La marchande essuya la première colère de l’homme sans mal, ni elle ni lui n’avaient encore constaté l’ampleur des dégâts, mais il était déjà proche de l’explosions, ses traits tirés par la colère et la tension.

— Je -

Elle s’interrompit en suivant le regard de l’ermite.

« Oups. »

C’est ce que pensa immédiatement Lenorian. Elle avait fait une grosse boulette, là, et n’était pas sûre de pouvoir s’en sortir par la simple parole. Croisant les bras dans le dos, comme si elle était innocente, elle détournait le regard de la brèche et de son énervé interlocuteur. Voilà qui n’allait pas arranger les négociations. Avec un sourire crispé sur le visage, elle osa regarder le propriétaire du cabanon. Elle aurait mieux fait de s’abstenir, on aurait dit un buffle croisé avec un hareng. Bouche-bée, il observait le résultat de la bêtise de la marchande avec une tension bien visible.
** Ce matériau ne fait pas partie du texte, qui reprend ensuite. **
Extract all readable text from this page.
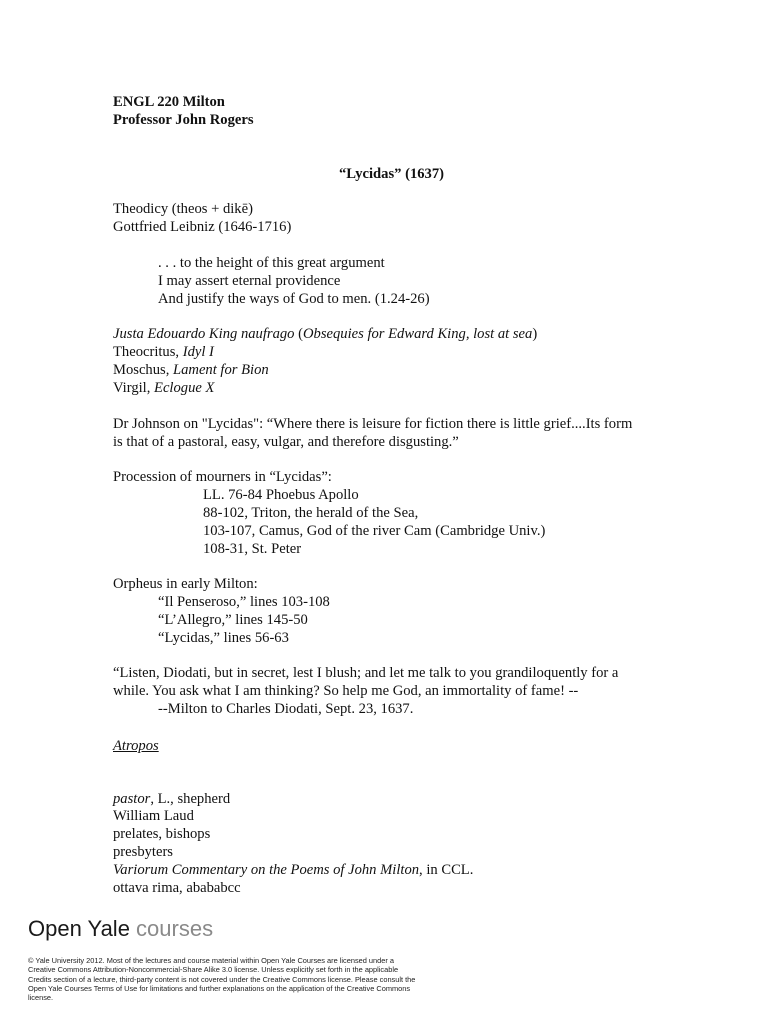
ENGL 220 Milton
Professor John Rogers
“Lycidas” (1637)
Theodicy (theos + dikē)
Gottfried Leibniz (1646-1716)
. . . to the height of this great argument
I may assert eternal providence
And justify the ways of God to men. (1.24-26)
Justa Edouardo King naufrago (Obsequies for Edward King, lost at sea)
Theocritus, Idyl I
Moschus, Lament for Bion
Virgil, Eclogue X
Dr Johnson on "Lycidas": “Where there is leisure for fiction there is little grief....Its form
is that of a pastoral, easy, vulgar, and therefore disgusting.”
Procession of mourners in “Lycidas”:
LL. 76-84 Phoebus Apollo
88-102, Triton, the herald of the Sea,
103-107, Camus, God of the river Cam (Cambridge Univ.)
108-31, St. Peter
Orpheus in early Milton:
“Il Penseroso,” lines 103-108
“L’Allegro,” lines 145-50
“Lycidas,” lines 56-63
“Listen, Diodati, but in secret, lest I blush; and let me talk to you grandiloquently for a
while. You ask what I am thinking? So help me God, an immortality of fame! --
--Milton to Charles Diodati, Sept. 23, 1637.
Atropos
pastor, L., shepherd
William Laud
prelates, bishops
presbyters
Variorum Commentary on the Poems of John Milton, in CCL.
ottava rima, abababcc
Open Yale courses
© Yale University 2012. Most of the lectures and course material within Open Yale Courses are licensed under a Creative Commons Attribution-Noncommercial-Share Alike 3.0 license. Unless explicitly set forth in the applicable Credits section of a lecture, third-party content is not covered under the Creative Commons license. Please consult the Open Yale Courses Terms of Use for limitations and further explanations on the application of the Creative Commons license.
La marchande eut un instant peur qu’il ne la jette par-dessus la cabane pour la livrer à la forêt nocturne.

Plissant les yeux lorsqu’il s’emporta à nouveau, Lenorian ne savait pas vraiment quoi répondre à ça. Choisissant, la mauvaise foi, elle éclate d’un rire faux un peu trop aigu avant de reprendre un air sérieux en examinant la brèche dans le mur en silence.

— Ça, monsieur, c’est un trou dans un mur, affirma-t-elle en croisant les bras sur sa poitrine tout en le prenant de haut. Vous y voyez mal, peut-être ? Par Ogbin que votre abri est fragile, il faudrait songer à le renforcer…

Puis ses yeux roulèrent dans leur orbite tandis qu’elle agitait la main comme pour dissiper la tension ambiante. Elle changea d'attitude, retroussant légèrement les commissures de ses lèvres en une mine conciliante.

— Allons, allons, vous savez bien que ce n’était pas volontaire.

S’éclaircissant la gorge, elle fait un pas vers l’homme furibond et ne le laissa pas le temps d’en placer une ; elle reprit donc rapidement :

— Pardonnez-moi, mais je me suis précipitée ici parce que je vous ai entendu travailler. J’ai toujours une offre à vous faire, et elle concerne votre art en vérité. J’ai eu vent de vos compétences, de ces petites choses de bois que vous créez, et je voudrais permettre à plus de gens d’Ijọba d’avoir accès à vos produits ouvragés.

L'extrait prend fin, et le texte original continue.